Graduate courses in Hispanic studies in the Department of Modern Languages and Literatures at Loyola University Chicago are designed for students who seek professional growth in the areas of language proficiency, research skills, linguistics and in-depth interpretation of literature and culture. Courses cover a wide range of topics and exemplify different critical approaches. Members of the faculty welcome scholars in pursuit of the rewards of intellectual stimulation and of heightened multicultural and historical consciousness. Our courses are attractive both to those who wish to earn a PhD and to elementary and secondary teachers who seek professional advancement. Recent graduates have gone on to earn their doctorates at Columbia University, UC Davis, UW Madison, SUNY Buffalo, and the University of Tennessee, while others have begun their teaching careers at Cristo Rey Jesuit High School, Loyola Academy, and other schools in Chicago, the greater metropolitan area, and beyond.
The program offers graduate courses in a number of areas. Our students experience both the traditional lecture/discussion courses and the graduate seminar. All graduate classes are conducted by full-time members of the department. Specific attention is given to the individual needs of students through directed readings and research studies. Graduate students also have the opportunity to work as Program Assistant to the Director of our undergraduate summer study abroad program at Universidad Loyola Andalucía, in Córdoba, Spain.
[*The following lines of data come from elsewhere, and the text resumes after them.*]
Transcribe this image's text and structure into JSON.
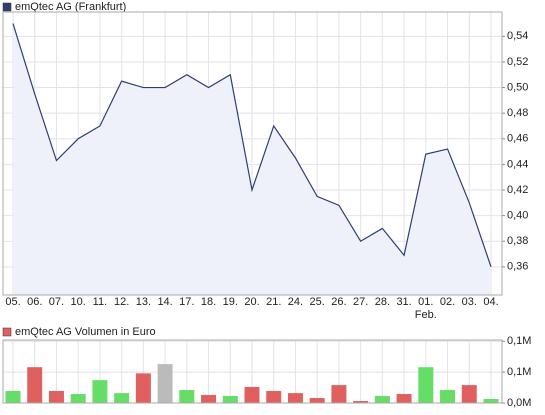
{
  "chart_data": [
    {
      "type": "area",
      "title": "emQtec AG (Frankfurt)",
      "categories": [
        "05.",
        "06.",
        "07.",
        "10.",
        "11.",
        "12.",
        "13.",
        "14.",
        "17.",
        "18.",
        "19.",
        "20.",
        "21.",
        "24.",
        "25.",
        "26.",
        "27.",
        "28.",
        "31.",
        "01.",
        "02.",
        "03.",
        "04."
      ],
      "x_sublabels": [
        null,
        null,
        null,
        null,
        null,
        null,
        null,
        null,
        null,
        null,
        null,
        null,
        null,
        null,
        null,
        null,
        null,
        null,
        null,
        "Feb.",
        null,
        null,
        null
      ],
      "series": [
        {
          "name": "emQtec AG (Frankfurt)",
          "color": "#2f3f6f",
          "fill": "#eef0fa",
          "values": [
            0.55,
            0.495,
            0.443,
            0.46,
            0.47,
            0.505,
            0.5,
            0.5,
            0.51,
            0.5,
            0.51,
            0.42,
            0.47,
            0.445,
            0.415,
            0.408,
            0.38,
            0.39,
            0.369,
            0.448,
            0.452,
            0.41,
            0.36
          ]
        }
      ],
      "ylim": [
        0.338,
        0.559
      ],
      "yticks": [
        {
          "value": 0.36,
          "label": "0,36"
        },
        {
          "value": 0.38,
          "label": "0,38"
        },
        {
          "value": 0.4,
          "label": "0,40"
        },
        {
          "value": 0.42,
          "label": "0,42"
        },
        {
          "value": 0.44,
          "label": "0,44"
        },
        {
          "value": 0.46,
          "label": "0,46"
        },
        {
          "value": 0.48,
          "label": "0,48"
        },
        {
          "value": 0.5,
          "label": "0,50"
        },
        {
          "value": 0.52,
          "label": "0,52"
        },
        {
          "value": 0.54,
          "label": "0,54"
        }
      ],
      "grid": true
    },
    {
      "type": "bar",
      "series": [
        {
          "name": "emQtec AG Volumen in Euro",
          "color": "#e06060",
          "values": [
            19400,
            58000,
            19400,
            14500,
            37000,
            16000,
            48000,
            63000,
            21000,
            13000,
            11300,
            26000,
            19400,
            16000,
            8000,
            29000,
            3200,
            11300,
            14500,
            58000,
            21000,
            29000,
            6500
          ],
          "colors": [
            "#66dd66",
            "#e06060",
            "#e06060",
            "#66dd66",
            "#66dd66",
            "#66dd66",
            "#e06060",
            "#bbbbbb",
            "#66dd66",
            "#e06060",
            "#66dd66",
            "#e06060",
            "#e06060",
            "#e06060",
            "#e06060",
            "#e06060",
            "#e06060",
            "#66dd66",
            "#e06060",
            "#66dd66",
            "#66dd66",
            "#e06060",
            "#66dd66"
          ]
        }
      ],
      "ylim": [
        0,
        102000
      ],
      "yticks": [
        {
          "value": 0,
          "label": "0,0M"
        },
        {
          "value": 50000,
          "label": "0,1M"
        },
        {
          "value": 100000,
          "label": "0,1M"
        }
      ],
      "grid": true
    }
  ]
}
The department prides itself on the attention we give to our graduate students. We encourage interaction among students within and outside the formal classroom setting. We are committed to a strong advising program that gives students the individual attention necessary to complete their graduate work successfully. Close to 80% of our students receive their MA in two years. Given the flexible nature of our program, with permission graduate students may take up to two graduate seminars offered by other academic departments at Loyola University in areas such as literary theory, history, philosophy, bilingual education and women's studies and gender studies. They may also take up to two advanced courses in in Hispanic studies at the undergraduate level, and, if approved, transfer up to two graduate-level courses (or six hours), including study abroad, toward their graduate degree.